La loi fédérale sur la protection des données définit les données personnelles comme suit (LPD art. 3 al. a) :
On entend par:

a. données personnelles (données), toutes les informations qui se rapportent à une personne identifiée ou identifiable;

La loi suisse ne donne pas une liste des données considérées comme personnelles. Mais si vous voulez plus d’informations à ce sujet, lisez le blog de François Charlet notamment (Charlet 2016a, 2016b, 2016c).

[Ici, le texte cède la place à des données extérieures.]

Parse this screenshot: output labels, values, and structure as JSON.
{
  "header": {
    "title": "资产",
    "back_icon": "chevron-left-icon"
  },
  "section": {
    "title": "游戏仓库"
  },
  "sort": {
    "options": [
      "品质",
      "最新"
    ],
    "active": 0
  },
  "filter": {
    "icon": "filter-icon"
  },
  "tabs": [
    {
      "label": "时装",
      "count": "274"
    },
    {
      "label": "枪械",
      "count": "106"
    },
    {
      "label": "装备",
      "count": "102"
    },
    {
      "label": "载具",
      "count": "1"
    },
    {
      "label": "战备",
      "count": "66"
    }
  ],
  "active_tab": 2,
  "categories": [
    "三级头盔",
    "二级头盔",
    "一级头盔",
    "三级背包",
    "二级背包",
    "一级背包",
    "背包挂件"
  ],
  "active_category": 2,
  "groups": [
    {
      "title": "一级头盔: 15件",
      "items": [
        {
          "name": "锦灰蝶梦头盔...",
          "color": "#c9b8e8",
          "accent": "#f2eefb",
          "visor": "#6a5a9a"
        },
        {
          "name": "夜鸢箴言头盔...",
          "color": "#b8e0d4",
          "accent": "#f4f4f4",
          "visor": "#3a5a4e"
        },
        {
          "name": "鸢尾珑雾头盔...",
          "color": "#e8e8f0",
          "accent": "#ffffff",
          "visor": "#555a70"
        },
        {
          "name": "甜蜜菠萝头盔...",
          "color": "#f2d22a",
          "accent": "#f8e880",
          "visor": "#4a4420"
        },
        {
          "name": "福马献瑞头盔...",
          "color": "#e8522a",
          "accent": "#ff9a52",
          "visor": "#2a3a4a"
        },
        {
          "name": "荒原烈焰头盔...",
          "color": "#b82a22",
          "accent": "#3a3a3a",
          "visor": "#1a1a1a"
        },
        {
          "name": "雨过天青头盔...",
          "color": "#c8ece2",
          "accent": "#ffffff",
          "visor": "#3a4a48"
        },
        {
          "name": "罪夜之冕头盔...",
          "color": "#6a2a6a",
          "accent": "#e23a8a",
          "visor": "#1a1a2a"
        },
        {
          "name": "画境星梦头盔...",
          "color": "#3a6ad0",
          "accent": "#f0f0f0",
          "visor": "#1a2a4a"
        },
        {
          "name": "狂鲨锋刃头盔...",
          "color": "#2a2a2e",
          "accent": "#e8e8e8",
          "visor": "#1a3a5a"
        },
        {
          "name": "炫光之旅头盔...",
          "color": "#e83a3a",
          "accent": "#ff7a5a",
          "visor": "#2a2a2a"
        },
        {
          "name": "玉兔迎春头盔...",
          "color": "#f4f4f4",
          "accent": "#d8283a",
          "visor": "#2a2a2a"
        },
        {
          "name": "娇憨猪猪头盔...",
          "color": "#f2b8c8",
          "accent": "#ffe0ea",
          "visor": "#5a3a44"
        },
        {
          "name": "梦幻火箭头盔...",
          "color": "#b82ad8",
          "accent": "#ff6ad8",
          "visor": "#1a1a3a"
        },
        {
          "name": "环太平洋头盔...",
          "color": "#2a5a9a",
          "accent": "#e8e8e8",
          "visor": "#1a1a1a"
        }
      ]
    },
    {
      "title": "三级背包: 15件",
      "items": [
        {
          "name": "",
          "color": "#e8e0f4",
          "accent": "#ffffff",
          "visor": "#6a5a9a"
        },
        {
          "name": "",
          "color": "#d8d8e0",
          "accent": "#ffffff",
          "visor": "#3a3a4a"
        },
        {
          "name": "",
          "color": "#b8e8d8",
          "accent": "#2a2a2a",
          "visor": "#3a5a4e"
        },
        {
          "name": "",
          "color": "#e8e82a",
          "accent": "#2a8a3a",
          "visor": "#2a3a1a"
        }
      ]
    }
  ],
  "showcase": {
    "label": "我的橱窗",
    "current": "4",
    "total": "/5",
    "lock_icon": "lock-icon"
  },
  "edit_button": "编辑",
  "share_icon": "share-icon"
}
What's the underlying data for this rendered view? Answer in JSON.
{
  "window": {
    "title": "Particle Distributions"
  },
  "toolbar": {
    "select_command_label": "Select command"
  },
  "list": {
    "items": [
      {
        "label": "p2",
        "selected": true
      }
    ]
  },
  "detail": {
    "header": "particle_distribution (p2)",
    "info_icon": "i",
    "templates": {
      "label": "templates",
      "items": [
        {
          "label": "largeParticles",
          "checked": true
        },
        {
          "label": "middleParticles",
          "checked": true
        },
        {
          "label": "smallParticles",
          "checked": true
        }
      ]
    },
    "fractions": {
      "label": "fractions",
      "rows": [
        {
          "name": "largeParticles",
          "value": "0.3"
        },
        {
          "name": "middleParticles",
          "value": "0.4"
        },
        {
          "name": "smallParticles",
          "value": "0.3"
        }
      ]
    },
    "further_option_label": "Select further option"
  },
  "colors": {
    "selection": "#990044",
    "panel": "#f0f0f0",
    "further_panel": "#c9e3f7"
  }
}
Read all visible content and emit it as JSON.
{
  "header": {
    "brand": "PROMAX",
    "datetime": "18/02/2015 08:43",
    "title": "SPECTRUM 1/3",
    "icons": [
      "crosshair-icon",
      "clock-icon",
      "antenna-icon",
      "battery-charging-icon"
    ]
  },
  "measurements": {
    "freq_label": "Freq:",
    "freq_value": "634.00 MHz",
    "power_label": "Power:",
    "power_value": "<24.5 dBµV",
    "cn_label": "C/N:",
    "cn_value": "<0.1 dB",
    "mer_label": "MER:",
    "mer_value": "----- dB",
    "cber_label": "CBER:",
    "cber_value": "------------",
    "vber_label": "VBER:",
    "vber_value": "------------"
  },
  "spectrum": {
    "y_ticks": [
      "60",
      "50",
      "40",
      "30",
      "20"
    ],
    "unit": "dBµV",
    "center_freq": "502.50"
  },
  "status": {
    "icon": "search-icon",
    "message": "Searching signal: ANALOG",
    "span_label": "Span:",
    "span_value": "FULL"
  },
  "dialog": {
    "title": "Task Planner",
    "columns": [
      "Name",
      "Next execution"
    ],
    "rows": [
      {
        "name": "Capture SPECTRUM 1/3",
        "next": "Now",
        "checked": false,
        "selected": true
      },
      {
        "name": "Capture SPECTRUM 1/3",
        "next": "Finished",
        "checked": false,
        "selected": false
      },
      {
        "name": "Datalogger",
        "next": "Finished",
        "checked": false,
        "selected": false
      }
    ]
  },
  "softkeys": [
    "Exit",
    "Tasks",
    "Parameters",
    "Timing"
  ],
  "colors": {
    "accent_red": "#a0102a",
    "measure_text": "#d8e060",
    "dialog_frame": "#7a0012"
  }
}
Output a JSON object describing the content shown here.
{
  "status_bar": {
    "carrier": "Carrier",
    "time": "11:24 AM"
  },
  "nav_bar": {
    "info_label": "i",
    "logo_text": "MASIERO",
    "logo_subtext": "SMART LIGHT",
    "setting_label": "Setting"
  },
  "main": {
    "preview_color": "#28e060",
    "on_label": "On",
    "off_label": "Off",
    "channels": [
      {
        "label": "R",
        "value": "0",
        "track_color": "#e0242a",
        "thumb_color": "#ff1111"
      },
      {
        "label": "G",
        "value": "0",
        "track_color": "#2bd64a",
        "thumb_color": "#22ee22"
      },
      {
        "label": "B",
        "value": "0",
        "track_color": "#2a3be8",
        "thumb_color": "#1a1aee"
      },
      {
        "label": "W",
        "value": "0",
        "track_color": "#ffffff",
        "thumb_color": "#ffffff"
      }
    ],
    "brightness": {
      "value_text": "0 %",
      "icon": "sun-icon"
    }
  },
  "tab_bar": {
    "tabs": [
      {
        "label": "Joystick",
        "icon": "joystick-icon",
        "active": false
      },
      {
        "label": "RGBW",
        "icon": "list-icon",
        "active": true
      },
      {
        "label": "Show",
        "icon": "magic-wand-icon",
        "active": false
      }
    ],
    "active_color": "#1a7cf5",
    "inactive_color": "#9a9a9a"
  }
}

Non seulement il n’est pas facile de définir avec certitude si une donnée est personnelle ou non, mais en plus l’assemblage de données non personnelles est aussi à traiter avec le plus grand soin, car elles peuvent constituer un profil de personnalité (LPD art. 3 al. d) : 

d. profil de la personnalité, un assemblage de données qui permet d’apprécier les caractéristiques essentielles de la personnalité d’une personne physique;

De plus, il y a une sous-catégorie de données personnelles particulièrement sensibles qu’il faut traiter avec encore plus de soin: les données sensibles. La loi suisse les définit plus clairement que les données personnelles (LPD art. 3 al. c) :

1. les opinions ou activités religieuses, philosophiques, politiques ou syndicales,
2. la santé, la sphère intime ou l’appartenance à une race,
3. des mesures d’aide sociale,
4. des poursuites ou sanctions pénales et administratives;

Pas facile de définir ce qu’est une opinion philosophique, mais nous reviendrons sur ce point plus loin. En quoi est-ce que tout cela concerne les bibliothèques ? Elles n’ont pas de vocation commerciale et vendent encore moins les données de leurs utilisateurs ? En ce qui concerne les bibliothèques, non seulement il y a la loi à respecter, mais il y a aussi une éthique professionnelle.
En tant qu’institution traitant des données à caractère personnel, des obligations légales supplémentaires s’appliquent concernant la quantité de données récoltées, leur sécurité et

leur traitement par des tiers (LPD art. 4, 7 & 10).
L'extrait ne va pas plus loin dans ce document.